Wordle the Best Start

notes

probability

bayesian

Author

Stephen J. Mildenhall

Published

2022-02-01

Wordle: the Best Start

Wordle is a popular word game. You have six chances to guess a five-letter word. For each guess, you learn how many letters are in the right place, and how many are in the word but in a different place. For example, if the unknown word is

sound

and you guess

doubt

then you learn that the unknown word

has second letter o,
contains d, but it is not the first letter, and
does not contain u, b, or t.

Playing Wordle, you immediately wonder what is the most informative first word to guess?

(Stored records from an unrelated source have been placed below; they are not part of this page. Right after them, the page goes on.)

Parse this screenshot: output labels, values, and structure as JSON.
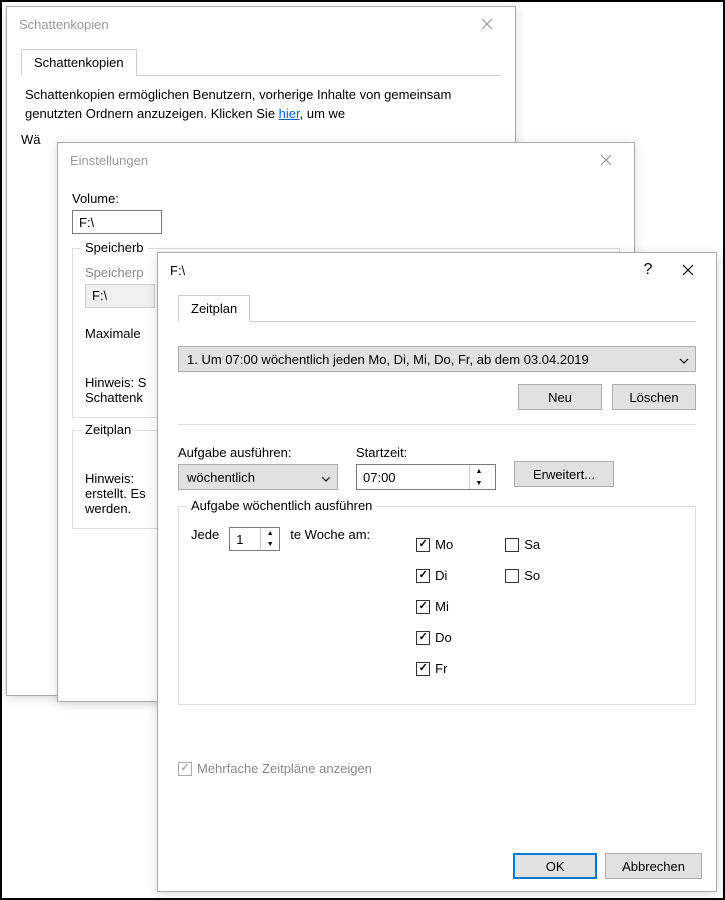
{
  "dlg1": {
    "title": "Schattenkopien",
    "tab": "Schattenkopien",
    "description_part1": "Schattenkopien ermöglichen Benutzern, vorherige Inhalte von gemeinsam genutzten Ordnern anzuzeigen. Klicken Sie ",
    "description_link": "hier",
    "description_part2": ", um we",
    "select_label": "Wä"
  },
  "dlg2": {
    "title": "Einstellungen",
    "volume_label": "Volume:",
    "volume_value": "F:\\",
    "group_storage": "Speicherb",
    "storage_label": "Speicherp",
    "storage_value": "F:\\",
    "max_label": "Maximale",
    "hint1": "Hinweis: S",
    "hint1_line2": "Schattenk",
    "group_schedule": "Zeitplan",
    "hint2_line1": "Hinweis:",
    "hint2_line2": "erstellt. Es",
    "hint2_line3": "werden."
  },
  "dlg3": {
    "title": "F:\\",
    "tab": "Zeitplan",
    "schedule_summary": "1. Um 07:00 wöchentlich jeden Mo, Di, Mi, Do, Fr, ab dem 03.04.2019",
    "btn_new": "Neu",
    "btn_delete": "Löschen",
    "task_label": "Aufgabe ausführen:",
    "task_value": "wöchentlich",
    "start_label": "Startzeit:",
    "start_value": "07:00",
    "btn_advanced": "Erweitert...",
    "group_weekly": "Aufgabe wöchentlich ausführen",
    "every_prefix": "Jede",
    "every_value": "1",
    "every_suffix": "te Woche am:",
    "days": {
      "mo": "Mo",
      "di": "Di",
      "mi": "Mi",
      "do": "Do",
      "fr": "Fr",
      "sa": "Sa",
      "so": "So"
    },
    "multi_schedules": "Mehrfache Zeitpläne anzeigen",
    "btn_ok": "OK",
    "btn_cancel": "Abbrechen"
  }
}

To model a solution, assume that the unknown word \(W\) is selected from a set of possible words \(\mathcal{W}\). If you guess \(g\in \mathcal{W}\), then you learn that \(W\) is in a subset \(\mathcal{W}(g, W)\subset \mathcal{W}\) of consistent words. An informative guess is one where \(\mathcal{W}(g, W)\) is small for any unknown \(W\). You could guess \(g=W\), in which case there is just one consistent word. But generally, you will not be so lucky, and there will still be many possible answers after your first guess.

Guessing fuzzy, which contains a rare letter and uses only four distinct letters, generally (for most \(W\)) won’t narrow down the set of possible answers by much. It is a uninformative starting guess. On the other hand, guessing their reveals more information: it contains five common letters, and the set of consistent words will usually be smaller.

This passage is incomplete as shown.